I just read a bit about "above the line voting," and I did see a few
problems with that particular method. The main one is, you either vote for
a single party above the line, or rank everyone (and there can be dozens)
below the line. There are some reforms mentioned, like ranking the parties
above the line and "only" having to rank fifteen people below the line if
you want to go that route, but apparently they are not universally used,
and would still be a major pain for voters.

Another problem is that most areas allow parties to have multiple tickets
-- you could have Greens designate 66% of the second place vote to one
group, and 33% to another. This could make figuring out where your vote
was going freakishly Byzantine -- again, annoying voters.

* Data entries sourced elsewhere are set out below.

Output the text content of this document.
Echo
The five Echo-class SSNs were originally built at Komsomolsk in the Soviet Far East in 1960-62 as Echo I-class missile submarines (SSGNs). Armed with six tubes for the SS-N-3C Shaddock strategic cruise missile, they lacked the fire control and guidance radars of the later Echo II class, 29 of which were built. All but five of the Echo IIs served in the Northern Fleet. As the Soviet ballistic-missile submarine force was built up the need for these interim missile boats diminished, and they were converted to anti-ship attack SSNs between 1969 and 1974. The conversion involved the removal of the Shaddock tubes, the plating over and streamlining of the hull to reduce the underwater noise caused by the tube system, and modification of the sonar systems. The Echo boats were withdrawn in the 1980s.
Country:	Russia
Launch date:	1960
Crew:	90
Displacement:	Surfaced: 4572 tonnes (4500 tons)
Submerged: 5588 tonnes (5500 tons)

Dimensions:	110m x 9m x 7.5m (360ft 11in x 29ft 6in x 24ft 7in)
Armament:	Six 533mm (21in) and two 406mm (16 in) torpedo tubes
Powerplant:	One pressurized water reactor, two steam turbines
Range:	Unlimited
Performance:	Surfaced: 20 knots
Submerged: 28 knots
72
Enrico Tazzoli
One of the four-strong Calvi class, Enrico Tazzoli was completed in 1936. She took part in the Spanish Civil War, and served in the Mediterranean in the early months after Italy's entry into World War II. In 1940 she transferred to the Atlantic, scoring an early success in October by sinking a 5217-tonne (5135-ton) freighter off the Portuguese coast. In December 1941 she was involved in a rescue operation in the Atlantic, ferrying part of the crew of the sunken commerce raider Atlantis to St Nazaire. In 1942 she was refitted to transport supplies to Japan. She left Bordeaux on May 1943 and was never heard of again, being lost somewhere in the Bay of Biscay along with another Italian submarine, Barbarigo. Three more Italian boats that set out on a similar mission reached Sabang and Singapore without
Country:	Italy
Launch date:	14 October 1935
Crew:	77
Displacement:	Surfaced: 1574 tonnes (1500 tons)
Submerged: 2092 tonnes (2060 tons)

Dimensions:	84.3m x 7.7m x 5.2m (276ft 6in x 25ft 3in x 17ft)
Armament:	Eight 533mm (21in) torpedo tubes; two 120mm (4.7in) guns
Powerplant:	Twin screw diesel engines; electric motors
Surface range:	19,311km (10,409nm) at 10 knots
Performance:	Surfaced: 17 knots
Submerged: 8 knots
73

I was thinking more along the lines of the current U.S. system, which has
single-member districts -- you only have to worry about one Democrat, one
Republican, one Green, one Libertarian, one Joe Lieberman (heh), and so
on, rather than multiple members of a party, all of whom might be elected.
With the method I mentioned, you could pick one person, rank several
people, or rank everyone, and only those preferences you ignored would
reflect the opinion of your top choice. I could put my favorite candidate
in the top place, the most hated candidate in the bottom position, and
have all the other spots filled automatically if I wished. I would also
make it so a candidate must have a single preference -- he or she could
still order his opponents strategically, but at least the voters would
have more of a chance to figure out what preferences they needed to put on
the ballot.

(BTW, I'm aware of some of the advantages party list methods have over
single-winner districts, but I'm looking more toward proxy-type voting,
where one representative could have several times the political power of
another. This would do more to seriously weaken political parties than any
other method short of outlawing them, since surplus votes for a candidate
would never be wasted. You don't need a dozen Greens of varying ability
when you can have one Green of exceptional ability and 12 times the
political power.)

Thanks again for directing me to the Australian method, since the
arguments for and against it are interesting.